Army unit deploys an inflatable satellite antenna. (Photo: Jett Loe, Sun-News)

The information relay from an unmanned aircraft system (UAS) is only as good as the connection, and there are limited options for transmitting information, particularly in theater, where there is limited infrastructure. Historically, drones used radio waves to be able to fly within line of sight of the operator. But now, with Reapers flying halfway around the globe from the command center, satellite communications (SATCOMs) are essential to drone operations — particularly for medium-altitude, long-endurance (MALE) aircraft, but also for smaller platforms.

Nevertheless, the legacy networks these unmanned aircraft rely on have their limitations. First is the nature of the satellite hardware itself. Until space-bound robots can go up and tinker with decades-old satellites — a real idea that’s been floated by the Defense Advanced Research Projects Agency (DARPA) — satellites are not going to change. As a result, the military needs software-based solutions to upgrade its legacy SATCOM networks to keep up with the proliferation of unmanned aircraft.

Second is the nature of physics itself. There is only so much the military can do to drive down latency — at the end of the day, information relay is a basic equation based on the maximum transmission speed of electromagnetic waves over a distance. The same reason it takes NASA 20 minutes to talk to a rover on Mars is at play on a smaller scale when it comes to operating an UAS.

These limitations may make it seem like there is no way around improving SATCOMs, but that couldn’t be further from the truth. Instead, UAS operators can leverage modernized networks that not only improve the reliability of a connection, but also help them by automatically switching feeds, without the need for manual intervention. Additionally, UASs are increasingly targets of network jamming and potential cyberattacks, and a modernized network is more capable of ensuring the fidelity of a connection against the Department of Defense’s (DOD) adversaries.
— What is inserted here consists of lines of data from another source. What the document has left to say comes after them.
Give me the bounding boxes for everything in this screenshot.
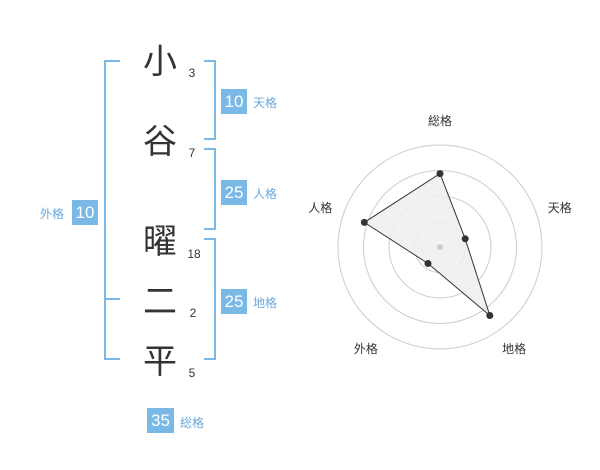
chikaku-value: 25	[221, 289, 247, 314]
radar-ring-4	[337, 144, 543, 350]
chikaku-label: 地格	[253, 296, 278, 310]
name-char-3: 曜	[143, 222, 177, 262]
stroke-count-2: 7	[188, 146, 196, 160]
stroke-count-5: 5	[188, 366, 196, 380]
name-char-5: 平	[143, 342, 177, 382]
soukaku-value: 35	[147, 408, 174, 433]
radar-axis-label-3: 地格	[502, 341, 526, 356]
name-char-2: 谷	[143, 122, 177, 162]
radar-axis-label-4: 外格	[354, 341, 378, 356]
gaikaku-value: 10	[72, 200, 98, 225]
radar-center-dot	[437, 244, 443, 250]
radar-polygon	[363, 172, 491, 318]
radar-point-3	[486, 312, 494, 319]
tenkaku-label: 天格	[253, 96, 278, 110]
radar-axis-label-5: 人格	[308, 200, 332, 215]
stroke-count-1: 3	[188, 66, 196, 80]
radar-point-4	[424, 260, 432, 267]
soukaku-label: 総格	[180, 416, 205, 430]
stroke-count-3: 18	[187, 247, 201, 261]
name-char-1: 小	[143, 42, 177, 82]
radar-point-5	[360, 218, 368, 226]
jinkaku-value: 25	[221, 180, 247, 205]
tenkaku-value: 10	[221, 89, 247, 114]
radar-axis-label-1: 総格	[428, 113, 452, 128]
radar-point-2	[461, 235, 469, 243]
stroke-count-4: 2	[189, 306, 197, 320]
jinkaku-label: 人格	[253, 187, 278, 201]
name-char-4: 二	[143, 282, 177, 322]
radar-axis-label-2: 天格	[548, 200, 572, 215]
gaikaku-label: 外格	[40, 207, 65, 221]
radar-point-1	[436, 170, 444, 178]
Sophisticated medium-altitude, long endurance (MALE) aircraft like this General Atomics MQ-1C Gray Eagle UAS increasingly depend on satellite communications for command and control. (Photo: U.S. Army)

Upgrading Networks

There’s no such thing as ripping out and replacing a network — not just for the military, but in any commercial operating environment as well. That means that networks that were built for different missions must transform into agile, flexible, automated and secure networks. Doing so requires an emphasis on software upgrades.

Over the years, SATCOMs have been able to provide significantly more bandwidth through upgrades, enabling the transfer of megabytes instead of kilobytes of data. By using optimization protocols, that bandwidth can become even better; however, that doesn’t necessarily equate to more reliable data transfer. Unlike TCP protocols, where every single bit of information gets packeted and transferred from Point A to Point B, a lot of the information drones relay instead follow UDP protocols, which are used for video transfer. In these transfers, the packet doesn’t necessarily get transmitted in its entirety, the same way it would if a television or phone line cut out, the receiving end wouldn’t get the remaining bits of information relayed after a disruption. Command and control would prefer that UAS have a more reliable connection for video, but reliability comes at a price — typically reduced speed.

In order to upgrade these older software solutions, the military needs to have a modernized network that can ride on top of the legacy network — a software-redefined network. These newer networks can control where traffic goes and what path it takes by using this software-defined overlay. The legacy network is like the original dirt road, while the software overlay is like pavement that lets the cars on the road go at much faster speeds.

But to be truly effective, this network upgrade must provide end-to-end visibility from the application to the end user, all the way back to the data center or the battalion commander in theatre. Without visibility, the military can’t optimize for latency issues, which are inherent to operations but can be minimized.